O dólar americano consolidou-se como principal refúgio seguro perante a escalada do conflito no Médio Oriente, impulsionado pela fuga de ativos de risco e pela subida dos preços do petróleo após a intensificação da guerra entre EUA, Israel e Irão, segundo o relatório FX Update da Ebury de 6 de março de 2026.

De acordo com o relatório da Ebury, empresa de serviços financeiros, a moeda americana subiu 1,5% em relação às principais divisas globais esta semana, impulsionada pela fuga de ativos de risco e pelo aumento nos preços do petróleo.

Com o bloqueio do Estreito de Ormuz, o relatório da Ebury aponta para uma valorização contínua da moeda e risco de o petróleo atingir os 100 dólares por barril, prevendo-se um conflito com duração de várias semanas.

O relatório, assinado por Matthew Ryan, CFA e diretor de Estratégia de Mercado da Ebury, destaca que o que começou como uma relativa acalmia nos mercados no início da semana deu lugar a uma ansiedade crescente. “Os mercados reagiram de forma clássica ao risco, comprando o dólar como o ativo seguro definitivo devido à sua liquidez”, explica Ryan. Este atribui o fortalecimento da moeda também ao facto de os EUA serem exportadores líquidos de energia, beneficiando da alta nos preços do crude, e à redução nas expectativas de cortes de juros pelo Federal Reserve (Fed).

A guerra, que se intensificou após ataques coordenados no fim de semana, expandiu-se para campanhas aéreas sustentadas pelos EUA e Israel, além de barragens de mísseis e drones lançados pelo Irão contra bases militares americanas e israelitas na região, incluindo nos Emirados Árabes Unidos, Kuwait e Arábia Saudita.

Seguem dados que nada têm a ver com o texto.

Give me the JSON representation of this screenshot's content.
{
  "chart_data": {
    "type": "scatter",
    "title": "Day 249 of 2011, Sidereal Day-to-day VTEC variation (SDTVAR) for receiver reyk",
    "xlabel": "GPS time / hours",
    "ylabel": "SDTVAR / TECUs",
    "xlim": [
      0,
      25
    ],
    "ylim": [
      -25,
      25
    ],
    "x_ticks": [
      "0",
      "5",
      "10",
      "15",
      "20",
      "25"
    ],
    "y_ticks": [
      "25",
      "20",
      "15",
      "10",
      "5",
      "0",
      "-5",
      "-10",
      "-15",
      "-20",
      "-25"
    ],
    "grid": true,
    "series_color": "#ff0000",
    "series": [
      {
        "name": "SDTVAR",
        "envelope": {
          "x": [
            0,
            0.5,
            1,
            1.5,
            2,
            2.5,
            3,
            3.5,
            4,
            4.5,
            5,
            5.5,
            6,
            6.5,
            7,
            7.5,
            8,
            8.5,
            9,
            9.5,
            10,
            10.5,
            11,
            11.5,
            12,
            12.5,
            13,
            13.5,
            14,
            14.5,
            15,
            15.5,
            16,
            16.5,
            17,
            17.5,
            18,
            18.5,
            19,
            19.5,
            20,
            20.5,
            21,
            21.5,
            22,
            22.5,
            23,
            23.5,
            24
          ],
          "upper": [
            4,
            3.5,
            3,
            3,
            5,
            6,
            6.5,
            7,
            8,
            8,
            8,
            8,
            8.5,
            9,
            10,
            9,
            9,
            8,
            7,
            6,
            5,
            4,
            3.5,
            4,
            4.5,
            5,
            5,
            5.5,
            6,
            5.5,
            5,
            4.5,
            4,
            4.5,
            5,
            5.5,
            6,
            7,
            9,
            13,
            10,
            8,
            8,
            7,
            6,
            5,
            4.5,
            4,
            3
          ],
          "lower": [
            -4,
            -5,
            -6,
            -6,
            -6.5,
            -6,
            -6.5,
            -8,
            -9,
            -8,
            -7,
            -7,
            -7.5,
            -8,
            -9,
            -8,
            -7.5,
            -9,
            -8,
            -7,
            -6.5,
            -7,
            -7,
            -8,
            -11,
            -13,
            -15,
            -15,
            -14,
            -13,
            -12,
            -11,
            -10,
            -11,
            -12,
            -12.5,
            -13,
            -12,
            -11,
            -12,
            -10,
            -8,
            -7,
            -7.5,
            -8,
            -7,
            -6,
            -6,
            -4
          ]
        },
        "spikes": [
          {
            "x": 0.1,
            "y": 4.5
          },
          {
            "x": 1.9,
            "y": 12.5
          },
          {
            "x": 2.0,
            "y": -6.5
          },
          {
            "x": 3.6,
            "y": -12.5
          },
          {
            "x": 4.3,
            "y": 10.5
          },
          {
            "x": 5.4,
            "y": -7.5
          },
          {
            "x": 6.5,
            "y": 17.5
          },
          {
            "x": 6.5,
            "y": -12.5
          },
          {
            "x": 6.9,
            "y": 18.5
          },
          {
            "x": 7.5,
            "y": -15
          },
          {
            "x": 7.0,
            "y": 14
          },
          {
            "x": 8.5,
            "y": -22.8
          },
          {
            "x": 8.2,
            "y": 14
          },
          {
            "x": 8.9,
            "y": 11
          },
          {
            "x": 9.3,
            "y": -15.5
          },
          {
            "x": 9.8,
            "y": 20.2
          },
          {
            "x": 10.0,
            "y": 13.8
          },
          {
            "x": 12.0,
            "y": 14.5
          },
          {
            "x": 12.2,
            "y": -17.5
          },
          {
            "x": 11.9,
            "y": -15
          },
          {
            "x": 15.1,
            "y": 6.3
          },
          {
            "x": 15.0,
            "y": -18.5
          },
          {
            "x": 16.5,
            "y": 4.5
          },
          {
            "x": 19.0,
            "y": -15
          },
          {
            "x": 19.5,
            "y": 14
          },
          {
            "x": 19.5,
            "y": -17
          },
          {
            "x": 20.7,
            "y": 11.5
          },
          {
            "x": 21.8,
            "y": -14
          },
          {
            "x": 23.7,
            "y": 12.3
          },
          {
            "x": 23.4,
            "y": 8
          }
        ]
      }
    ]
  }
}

Relatos de que o Irão estaria a preparar negociações para encerrar o conflito trouxeram algum alívio temporário, mas a retórica do presidente Donald Trump, que projeta uma duração de pelo menos quatro a cinco semanas, e do ministro dos Negócios Estrangeiros iraniano, Abbas Araghchi, que defende o “direito ilimitado à autodefesa”, sugerem um prolongamento.

Entre os impactos económicos mais notáveis está a subida nos preços do petróleo. Os futuros de Brent subiram para o intervalo de 83-85 dólares por barril, face aos 70 dólares anteriores, principalmente devido ao bloqueio efetivo do Estreito de Ormuz pelo Irão, que reduziu o tráfego de navios em cerca de 90% por riscos de ataques e prémios de seguro elevados.

“Embora o fornecimento iraniano represente apenas 4,5% da produção global, o fecho do Estreito pode levar os preços aos 100 dólares por barril se a situação não melhorar até ao fim da próxima semana”, alerta o relatório. A Ebury sugere que aumentos na produção da OPEP+ poderiam mitigar este cenário, mas o risco de ganhos adicionais permanece elevado.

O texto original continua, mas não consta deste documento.